Keempat, pungutan yang tidak wajar, di luar kebutuhan, namun mengada-ada. Beberapa sekolah  sekarang mengadakan jas untuk siswa-siswinya, karena seragam dan seragam olah raga jelas sudah terpantau dalam pengawasan, tidak mungkin bermain di sana. Nah dengan jas ini kan bisa memainkan harga. Inilah pungli, urgensinya juga apa dengan jas?

Kelima, kreatif dalam menciptakan peluang. Sayang kreatifitas itu dalam konteks nyolong, menciptakan keuntungan sendiri, dan mengorbankan pihak lain. berbagai cara diupayakan untuk bisa tidak ada pungli, toh masih saja ada cara untuk mendapatkan keuntungan.

Dulu paling recehan dengan menjual kalender, setiap tahun.
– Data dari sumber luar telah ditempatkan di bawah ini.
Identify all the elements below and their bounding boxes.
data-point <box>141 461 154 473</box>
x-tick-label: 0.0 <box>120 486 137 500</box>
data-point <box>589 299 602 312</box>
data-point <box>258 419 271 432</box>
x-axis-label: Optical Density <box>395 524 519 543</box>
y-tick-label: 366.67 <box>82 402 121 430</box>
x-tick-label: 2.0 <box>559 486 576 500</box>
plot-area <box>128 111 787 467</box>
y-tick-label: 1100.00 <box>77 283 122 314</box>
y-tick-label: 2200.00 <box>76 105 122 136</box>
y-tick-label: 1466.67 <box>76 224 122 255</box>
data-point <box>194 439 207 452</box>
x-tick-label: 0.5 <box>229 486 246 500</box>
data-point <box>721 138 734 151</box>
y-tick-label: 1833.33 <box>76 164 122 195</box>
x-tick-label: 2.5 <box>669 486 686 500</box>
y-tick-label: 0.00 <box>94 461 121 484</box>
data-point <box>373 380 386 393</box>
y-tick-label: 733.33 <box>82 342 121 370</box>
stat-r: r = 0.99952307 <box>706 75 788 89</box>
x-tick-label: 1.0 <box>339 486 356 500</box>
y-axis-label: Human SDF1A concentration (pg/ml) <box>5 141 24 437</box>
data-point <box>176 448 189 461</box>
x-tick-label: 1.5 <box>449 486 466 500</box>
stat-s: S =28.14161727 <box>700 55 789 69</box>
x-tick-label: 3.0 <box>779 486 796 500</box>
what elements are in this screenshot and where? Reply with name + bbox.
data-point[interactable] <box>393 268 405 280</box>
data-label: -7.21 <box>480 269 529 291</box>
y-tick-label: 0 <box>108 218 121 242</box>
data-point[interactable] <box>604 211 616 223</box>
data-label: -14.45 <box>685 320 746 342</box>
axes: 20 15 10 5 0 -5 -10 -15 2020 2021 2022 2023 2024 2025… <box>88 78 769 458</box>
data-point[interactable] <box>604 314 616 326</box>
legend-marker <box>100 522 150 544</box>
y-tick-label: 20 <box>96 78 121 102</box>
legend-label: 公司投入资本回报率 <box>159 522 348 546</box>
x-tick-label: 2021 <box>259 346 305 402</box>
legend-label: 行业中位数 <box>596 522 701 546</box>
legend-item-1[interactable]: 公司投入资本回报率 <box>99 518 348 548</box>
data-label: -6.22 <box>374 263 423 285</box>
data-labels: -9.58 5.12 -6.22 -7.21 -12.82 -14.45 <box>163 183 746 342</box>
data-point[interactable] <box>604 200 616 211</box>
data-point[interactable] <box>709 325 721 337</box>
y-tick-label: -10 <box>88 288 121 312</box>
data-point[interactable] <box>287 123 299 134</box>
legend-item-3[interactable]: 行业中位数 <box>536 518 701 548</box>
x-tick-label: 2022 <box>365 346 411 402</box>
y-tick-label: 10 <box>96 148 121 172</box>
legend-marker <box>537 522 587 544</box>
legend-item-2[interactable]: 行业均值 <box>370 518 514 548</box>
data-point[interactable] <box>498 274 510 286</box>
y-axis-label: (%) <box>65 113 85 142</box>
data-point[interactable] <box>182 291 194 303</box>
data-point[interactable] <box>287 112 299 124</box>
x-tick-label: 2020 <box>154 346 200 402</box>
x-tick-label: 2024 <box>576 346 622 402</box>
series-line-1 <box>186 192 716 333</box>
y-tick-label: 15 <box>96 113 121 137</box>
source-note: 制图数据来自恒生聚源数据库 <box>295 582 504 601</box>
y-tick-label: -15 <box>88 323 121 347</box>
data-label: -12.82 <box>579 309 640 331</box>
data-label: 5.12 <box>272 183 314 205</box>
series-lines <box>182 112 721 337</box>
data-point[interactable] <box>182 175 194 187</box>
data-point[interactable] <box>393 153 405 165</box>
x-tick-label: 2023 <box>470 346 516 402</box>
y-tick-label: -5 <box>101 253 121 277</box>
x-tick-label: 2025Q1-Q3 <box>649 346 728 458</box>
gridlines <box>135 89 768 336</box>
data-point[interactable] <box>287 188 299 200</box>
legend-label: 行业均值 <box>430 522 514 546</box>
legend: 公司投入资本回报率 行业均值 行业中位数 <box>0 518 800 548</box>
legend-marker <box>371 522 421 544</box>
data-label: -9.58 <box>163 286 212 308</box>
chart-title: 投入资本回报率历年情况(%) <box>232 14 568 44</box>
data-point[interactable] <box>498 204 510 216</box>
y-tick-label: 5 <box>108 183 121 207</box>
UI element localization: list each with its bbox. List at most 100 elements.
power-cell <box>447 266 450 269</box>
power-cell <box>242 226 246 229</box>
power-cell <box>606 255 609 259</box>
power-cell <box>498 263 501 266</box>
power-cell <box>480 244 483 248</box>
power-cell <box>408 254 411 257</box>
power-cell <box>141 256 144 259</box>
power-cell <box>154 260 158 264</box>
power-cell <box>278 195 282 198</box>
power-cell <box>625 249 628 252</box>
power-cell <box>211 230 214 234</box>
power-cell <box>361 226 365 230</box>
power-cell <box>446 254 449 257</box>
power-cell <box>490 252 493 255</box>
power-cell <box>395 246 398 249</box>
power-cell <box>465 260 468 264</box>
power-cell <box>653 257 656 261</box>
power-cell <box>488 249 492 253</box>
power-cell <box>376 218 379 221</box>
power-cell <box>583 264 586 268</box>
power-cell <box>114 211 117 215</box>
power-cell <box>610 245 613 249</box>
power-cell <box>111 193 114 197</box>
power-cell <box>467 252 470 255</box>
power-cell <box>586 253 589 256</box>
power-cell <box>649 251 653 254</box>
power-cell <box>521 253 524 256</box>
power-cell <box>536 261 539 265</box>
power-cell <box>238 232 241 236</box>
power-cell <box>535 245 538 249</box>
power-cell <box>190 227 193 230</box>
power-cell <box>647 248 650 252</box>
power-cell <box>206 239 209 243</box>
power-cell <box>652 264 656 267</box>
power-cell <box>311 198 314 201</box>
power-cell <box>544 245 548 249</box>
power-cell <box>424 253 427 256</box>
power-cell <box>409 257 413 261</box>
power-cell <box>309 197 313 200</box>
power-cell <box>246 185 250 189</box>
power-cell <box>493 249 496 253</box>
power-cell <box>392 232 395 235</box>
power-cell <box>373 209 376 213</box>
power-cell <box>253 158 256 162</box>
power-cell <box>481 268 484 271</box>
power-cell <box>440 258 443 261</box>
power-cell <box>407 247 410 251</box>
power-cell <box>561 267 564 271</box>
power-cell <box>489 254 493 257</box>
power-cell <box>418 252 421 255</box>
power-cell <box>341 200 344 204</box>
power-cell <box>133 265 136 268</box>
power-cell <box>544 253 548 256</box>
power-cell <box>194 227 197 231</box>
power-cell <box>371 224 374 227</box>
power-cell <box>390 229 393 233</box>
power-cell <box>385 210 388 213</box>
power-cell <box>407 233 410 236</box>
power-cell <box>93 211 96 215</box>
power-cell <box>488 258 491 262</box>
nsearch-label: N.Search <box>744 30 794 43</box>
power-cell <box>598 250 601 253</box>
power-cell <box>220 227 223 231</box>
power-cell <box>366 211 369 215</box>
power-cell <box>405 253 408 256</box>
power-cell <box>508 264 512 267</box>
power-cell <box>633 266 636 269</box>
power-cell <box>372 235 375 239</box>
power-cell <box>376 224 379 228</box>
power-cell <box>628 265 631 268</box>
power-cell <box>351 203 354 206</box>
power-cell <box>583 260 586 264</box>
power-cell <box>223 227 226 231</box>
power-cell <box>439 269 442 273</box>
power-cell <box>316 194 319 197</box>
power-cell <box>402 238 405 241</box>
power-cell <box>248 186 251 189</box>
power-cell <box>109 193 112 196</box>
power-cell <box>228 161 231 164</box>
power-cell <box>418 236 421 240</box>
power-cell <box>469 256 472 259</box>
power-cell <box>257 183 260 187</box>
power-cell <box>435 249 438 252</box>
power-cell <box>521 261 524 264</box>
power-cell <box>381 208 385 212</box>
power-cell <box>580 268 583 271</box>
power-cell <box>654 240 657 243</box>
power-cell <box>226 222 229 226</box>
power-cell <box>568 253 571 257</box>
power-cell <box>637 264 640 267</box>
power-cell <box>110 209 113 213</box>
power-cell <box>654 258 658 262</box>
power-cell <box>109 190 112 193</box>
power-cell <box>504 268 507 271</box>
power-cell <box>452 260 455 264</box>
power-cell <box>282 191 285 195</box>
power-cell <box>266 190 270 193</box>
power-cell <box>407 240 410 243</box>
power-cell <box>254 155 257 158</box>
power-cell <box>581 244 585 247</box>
Lama-lama berkembang, dan makin mahal. Masih bisa dimaklumi kala  guru gajinya susah, kini sudah makin sejahtera, eh nafsu untuk ngemplang masih juga.

Keenam. Begitu rumitnya kamuflase dalam menciptakan peluang bisa menyulitkan dalam  menyelesaikan. Lihat saja Ganjar perlu tahun kesepuluh baru bisa    melarang wisata ini. beda dengan jembatan timbang yang awal pemerintahannya langsung tiarap ketika ia menangkap tangan sopir menyerahkan upeti.

Budaya permisif, ungkapan terima kasih, dan bentuk-bentuk pemberian itu beralih rupa menjadi suap dan kini meningkap menjadi pungli. Sangat susah karena dimaknai dengan cara yang berbeda. Ada yang mengatakan rezeki dari Pencipta, oli pembangunan, dan  sejenisnya.

Apakah tidak mau berhenti seperti terobosan Ganjar ini?  Semua bisa asal mau dan bertindak tegas.  Sebenarnya sederhana kog, kehendak baik.